Anne Spikelets-Isle, jokingly referred to as “the queen of the restrooms, ” by fellow archaeologists, has shown that the topic should be taken seriously. Together with Jansen and other scientists, she examined 60 ancient toilets of Rome, which had not previously attracted the attention of specialists.
Roman public latrines looked much like their Greek predecessors: a wooden or stone-faced bench above the sewers. Round holes were cut in the seats and keyhole-shaped slits in the front. The latter, according to scientists, were intended for cleaning the toilet bowl using an analogue of a modern brush - a stick with a sponge tip. There were small gutters along the bench, in which the sponge could be washed. There were no walls between the toilets, so an intimate setting was out of the question.

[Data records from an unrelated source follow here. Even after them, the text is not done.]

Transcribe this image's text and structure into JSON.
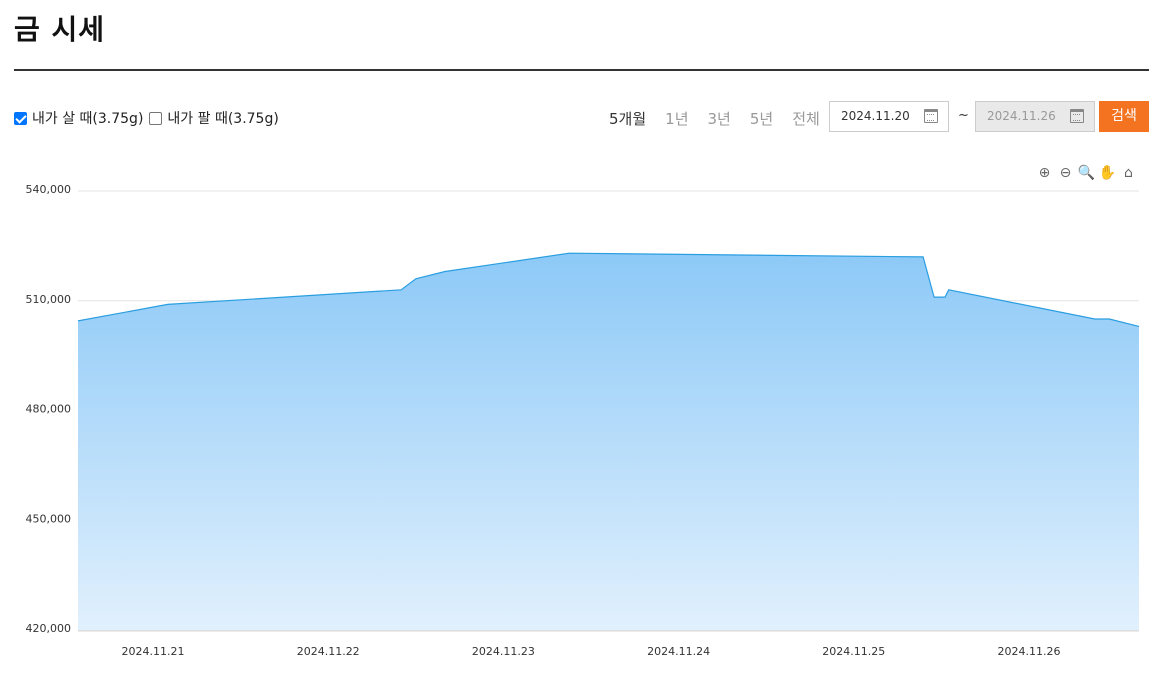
{
  "page": {
    "title": "금 시세"
  },
  "filters": {
    "buy_label": "내가 살 때(3.75g)",
    "buy_checked": true,
    "sell_label": "내가 팔 때(3.75g)",
    "sell_checked": false,
    "periods": [
      {
        "label": "5개월",
        "active": true
      },
      {
        "label": "1년",
        "active": false
      },
      {
        "label": "3년",
        "active": false
      },
      {
        "label": "5년",
        "active": false
      },
      {
        "label": "전체",
        "active": false
      }
    ],
    "start_date": "2024.11.20",
    "end_date": "2024.11.26",
    "range_separator": "~",
    "search_label": "검색"
  },
  "toolbar": {
    "icons": [
      "zoom-in-icon",
      "zoom-out-icon",
      "zoom-select-icon",
      "pan-hand-icon",
      "home-reset-icon"
    ],
    "glyphs": [
      "⊕",
      "⊖",
      "🔍",
      "✋",
      "⌂"
    ]
  },
  "colors": {
    "accent": "#f37321",
    "series_line": "#2a9ee0",
    "area_top": "#8dc9f7",
    "area_bottom": "#e1f0fd",
    "checkbox": "#0075ff"
  },
  "chart_data": {
    "type": "area",
    "title": "",
    "xlabel": "",
    "ylabel": "",
    "ylim": [
      420000,
      540000
    ],
    "yticks": [
      420000,
      450000,
      480000,
      510000,
      540000
    ],
    "ytick_labels": [
      "420,000",
      "450,000",
      "480,000",
      "510,000",
      "540,000"
    ],
    "xticks": [
      "2024.11.21",
      "2024.11.22",
      "2024.11.23",
      "2024.11.24",
      "2024.11.25",
      "2024.11.26"
    ],
    "grid": true,
    "series": [
      {
        "points": [
          {
            "x": "2024.11.20 14:00",
            "y": 504500
          },
          {
            "x": "2024.11.21 02:00",
            "y": 509000
          },
          {
            "x": "2024.11.22 10:00",
            "y": 513000
          },
          {
            "x": "2024.11.22 12:00",
            "y": 516000
          },
          {
            "x": "2024.11.22 16:00",
            "y": 518000
          },
          {
            "x": "2024.11.23 09:00",
            "y": 523000
          },
          {
            "x": "2024.11.25 09:30",
            "y": 522000
          },
          {
            "x": "2024.11.25 11:00",
            "y": 511000
          },
          {
            "x": "2024.11.25 12:30",
            "y": 511000
          },
          {
            "x": "2024.11.25 13:00",
            "y": 513000
          },
          {
            "x": "2024.11.26 09:00",
            "y": 505000
          },
          {
            "x": "2024.11.26 11:00",
            "y": 505000
          },
          {
            "x": "2024.11.26 13:00",
            "y": 503000
          }
        ]
      }
    ]
  }
}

The private toilets had a different arrangement. They were located inside or next to the kitchen, which was very practical, since it made it possible to dispose of food waste. Buckets of water were used to flush the latrine, the toilets were not connected to the city sewer, so they had to be manually cleaned and the contents disposed of either in the garden or outside the city.
Sewerage - despite the popular belief that it was the pinnacle of Roman civilization - was less widespread and ineffective. Spikelets-Ostrov checked to see if they used any modern sanitary principles, including regular air purging or solid waste deposition controls to reduce stench and clogging. It turned out that the sewage system absolutely did not meet modern standards: some channels were completely blocked by silt in less than a year, therefore, they required periodic cleaning - an extremely dirty and dangerous job.
Among other things, ancient toilets told about the culinary habits of the Romans. The inhabitants of ancient cities, like modern people, suffered from the unhygienic habit of throwing garbage in the toilet, but food waste became a rich source of information for scientists. It turned out that even the poorest townspeople ate figs, eggs, olives, grapes and shellfish, used dill, mint, coriander and mustard as spices.
The large amount of waste showed that the Romans preferred to cook at home. The abundance of fish bones made it possible to draw a conclusion about the development of the fish trade.
Toilets are a kind of window into the life of people of that era, about which archaeologists previously knew little. Most scholars have focused on palaces and monumental structures belonging to the elite. The fact that history has finally turned its attention to latrines is, according to Koloski-Ostrov, in all respects a positive trend.